To drill a gas-injector well that would support two high-rate producing wells on the Agbami field offshore Nigeria, Chevron and Pacific Drilling decided to conduct two close-proximity SIMOPS drilling and completion operations. More than 80 million barrels of incremental production stood to be gained, but risks had to be identified and mitigated. “One of the things that we agreed upon early was to make data-driven decisions,” Jimmy Jeansonne, Operations Manager Drilling & Completions Operations for Chevron, said in a presentation at the 2016 IADC Drilling Africa Conference in Cape Town, South Africa, on 16 February. He cited this data- and information-driven approach to decision making as one of the critical factors that led to the project’s success.
Due to the location of an existing subsea facility, the team faced limited subsurface options. They could either drill to a sub-optimum position in the reservoir, or reach the optimum position at an angle in excess of 70°, which would be difficult if not impossible to drill. “By moving the surface location closer to the FPSO within the anchor pattern, we were able to hit the optimum position in the reservoir and keep that approximately 45° which we felt very comfortable drilling,” Mr Jeansonne said.
Scheduling considerations in terms of equipment availability and limited drilling locations also were factors in the decision to conduct the close-proximity operations. In the first operation, the Pacific Bora drillship would drill in close proximity to Chevron’s FPSO. In the second operation, the Pacific Bora and Pacific Khamsin drillships would operate in close proximity to each other, as well as the FPSO.
Concerns for a myriad of potential unplanned events had to be addressed. “What happens if you had a power loss to the rig, and the rig drifted off? What happens if you had a drive-off situation? What happens if you had a supply boat emergency?” Mr Jeansonne asked. Further, there were infrastructure at risk of impact – the FPSO and rigs, subsea flow lines and umbilical, and mooring lines.
“To adequately assess the risks, we had 10 separate risk assessment sessions where we engaged a variety of stakeholders and subject matter experts,” he explained. These included everyone from Chevron’s asset development teams to facilities engineering teams to production operation teams, from supply management to HSE to the legal department. Corresponding groups at Pacific Drilling, as well as government partners, were included in these engagement sessions, as well.
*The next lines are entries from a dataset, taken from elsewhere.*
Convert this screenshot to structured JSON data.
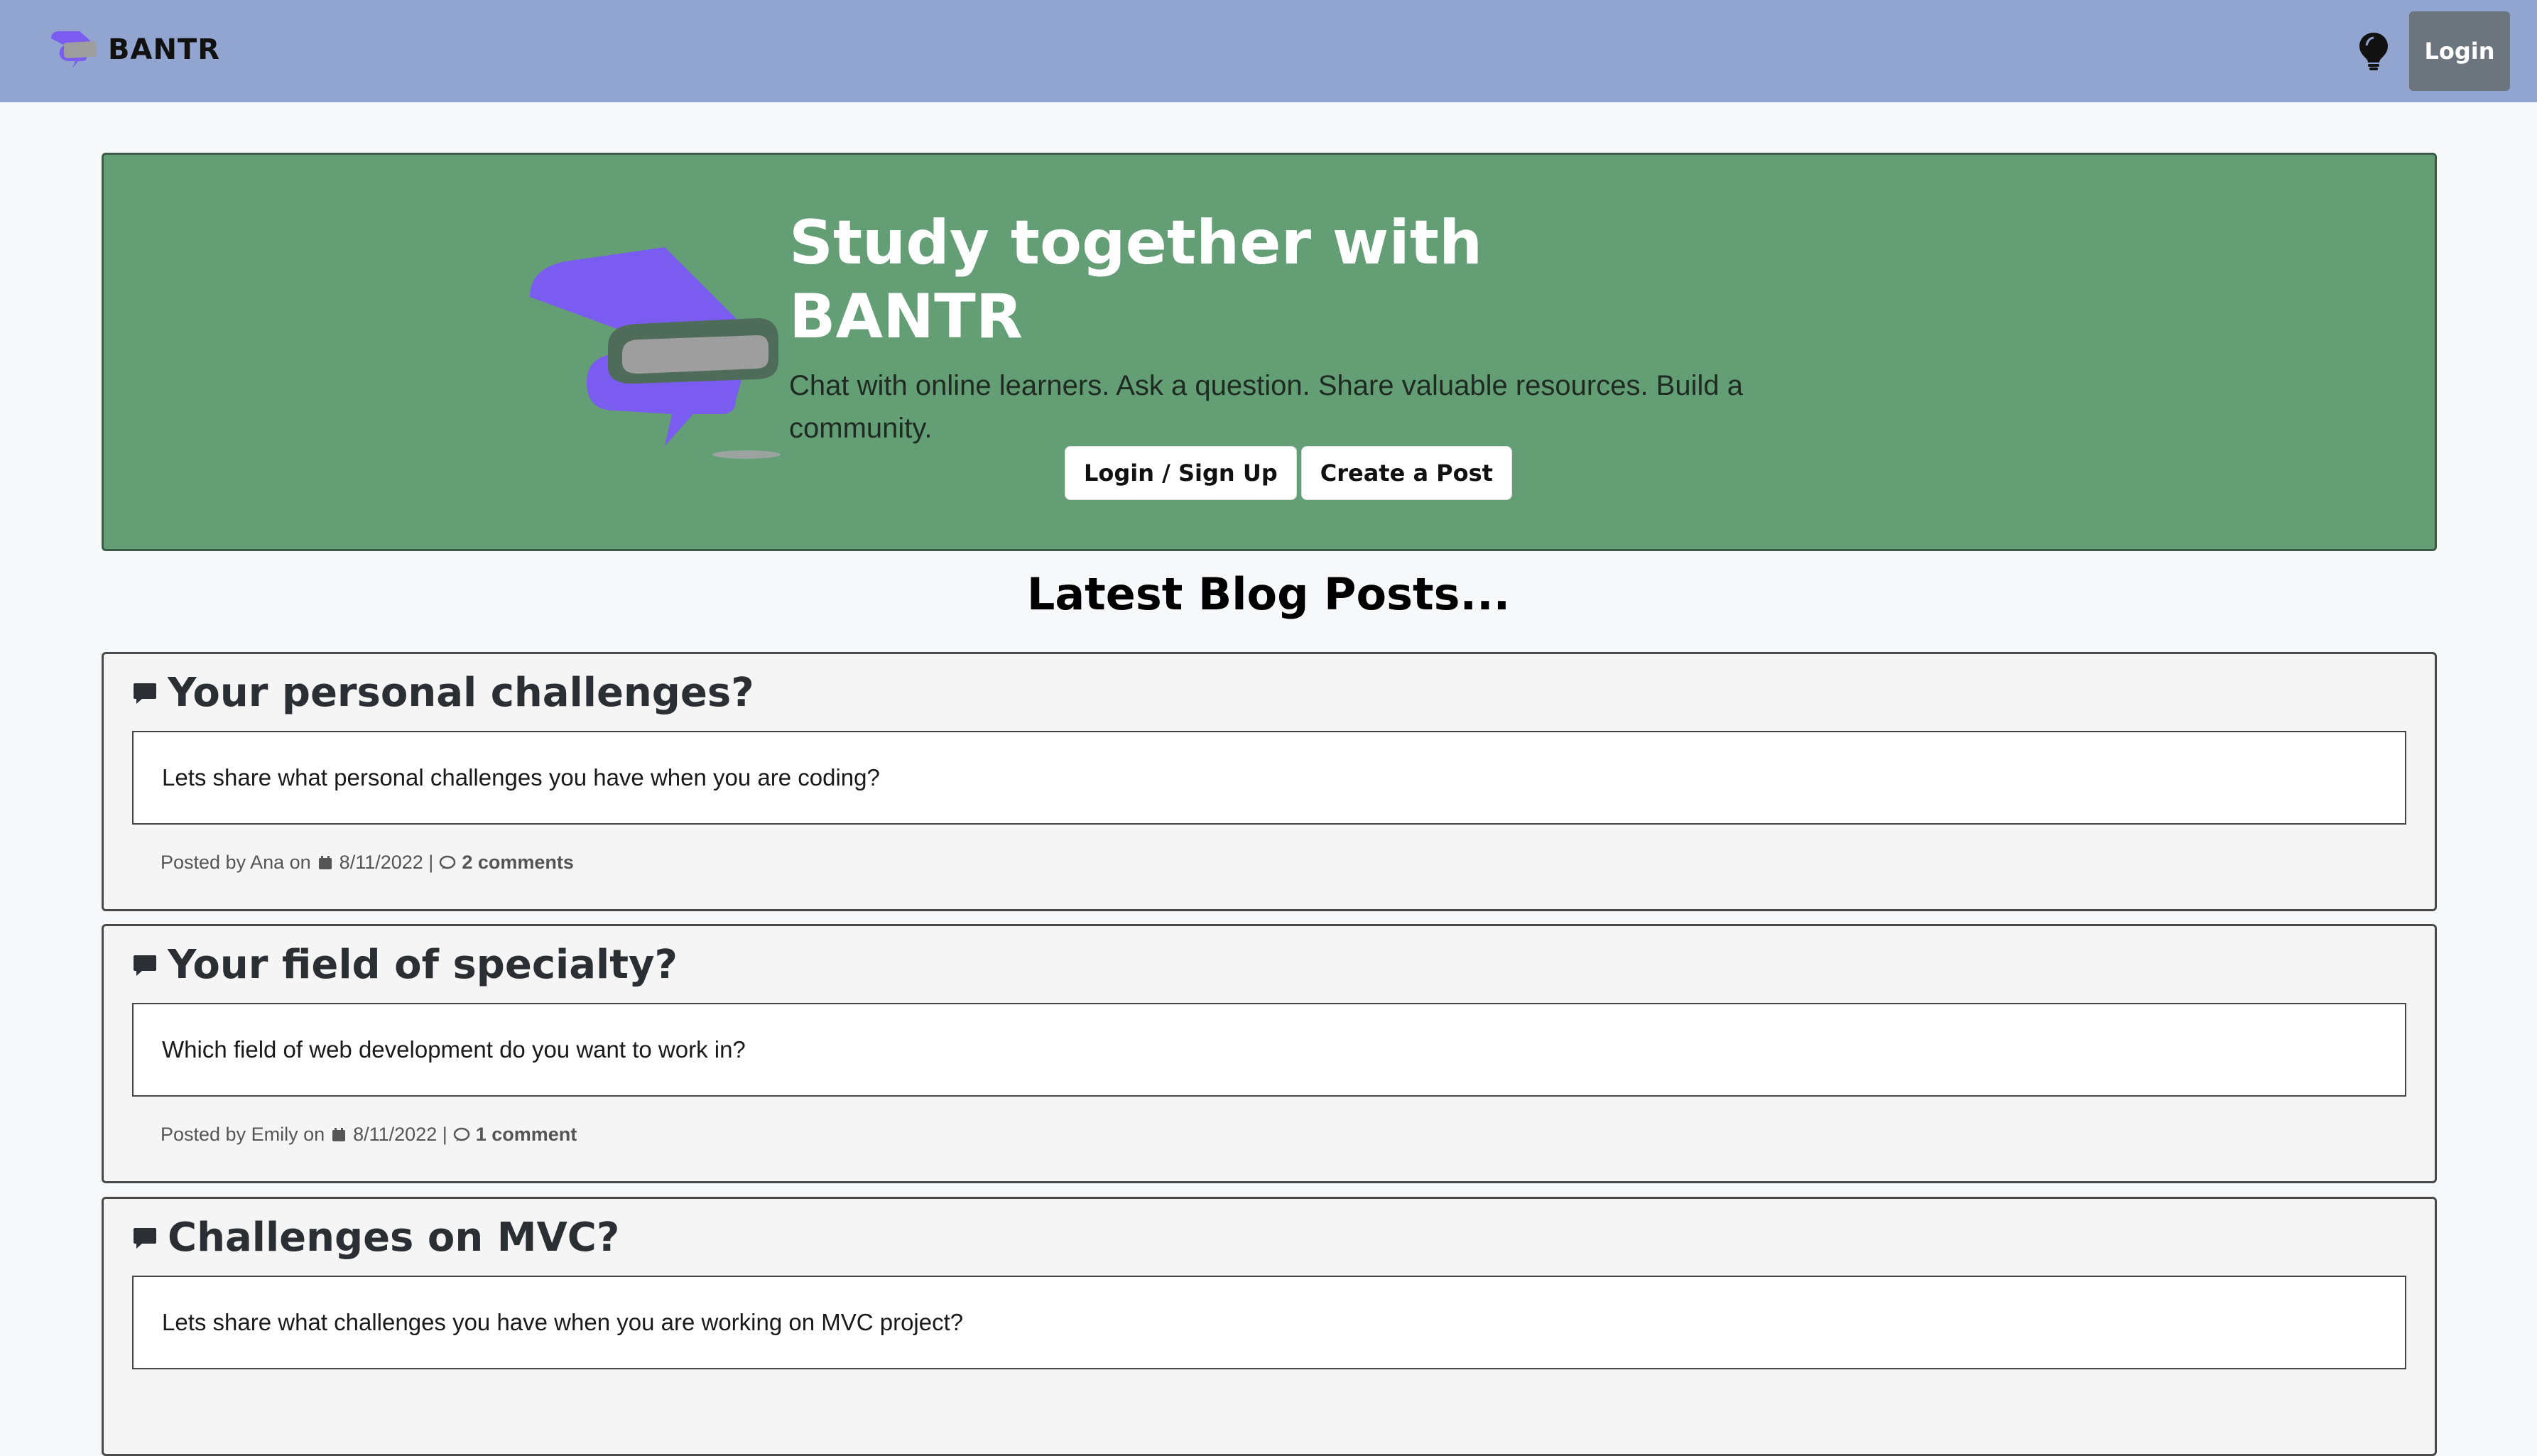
{
  "navbar": {
    "brand": "BANTR",
    "login_label": "Login",
    "theme_icon": "lightbulb-icon"
  },
  "hero": {
    "title": "Study together with BANTR",
    "subtitle": "Chat with online learners. Ask a question. Share valuable resources. Build a community.",
    "login_signup_label": "Login / Sign Up",
    "create_post_label": "Create a Post"
  },
  "section_heading": "Latest Blog Posts...",
  "posts": [
    {
      "title": "Your personal challenges?",
      "body": "Lets share what personal challenges you have when you are coding?",
      "meta_prefix": "Posted by Ana on",
      "date": "8/11/2022 |",
      "comments": "2 comments"
    },
    {
      "title": "Your field of specialty?",
      "body": "Which field of web development do you want to work in?",
      "meta_prefix": "Posted by Emily on",
      "date": "8/11/2022 |",
      "comments": "1 comment"
    },
    {
      "title": "Challenges on MVC?",
      "body": "Lets share what challenges you have when you are working on MVC project?",
      "meta_prefix": "",
      "date": "",
      "comments": ""
    }
  ],
  "colors": {
    "navbar_bg": "#92a5d1",
    "hero_bg": "#639e74",
    "logo_purple": "#7b5cf0",
    "logo_gray": "#9e9e9e"
  }
}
To facilitate the data-driven decision making, the team calculated the probability for drive-off and drift-off collisions. The probabilities for drive-off and drift-off were based on IMCA dynamic positioning incident probabilities, while probabilities of the direction in which the events would occur were based on metocean data. Probabilities of non-recovery were also considered, based on Chevron case studies in drive-off situations and based on drills conducted with the drillships for drift-off situations. In the end, the team determined the overall drive-off collision probability to be 0.0753% and the overall drift-off probability to be 0.00404%.
Despite such low probabilities, the team recognized the project’s potential for high consequences. Multiple risk mitigation measures were identified through engagement sessions with stakeholder and subject matter experts, Mr Jeansonne said. For example, two tugs were hired to arrest any rig excursion. “We used ABS, as well as Chevron and Pacific marine experts, and worked together to properly size the tugs that we needed to control the rig in the event that we have a drift-off or drive-off,” he explained. “Secondly, we did extensive drills with those tug boats to make sure the crews knew exactly how to respond, could respond, in the quickest manner.”
For the second operation in which the two drillships would be working in close proximity to each other, DP officer coverage was increased on each rig. The team also ensured there was a clear command and control structure in place in the unlikely event of a DP issue. “In our case, we decided that the Pacific Khamsin Master would be in charge of both rigs in case of a situation related to DP or well control situations,” Dick Verhaagen, VP Africa for Pacific, said.
In the end, the Pacific Bora operated in close proximity to the FPSO for 70 days without events related to the close-proximity work. The Pacific Bora and the Pacific Khamsin operated in close proximity for 29 days without related events.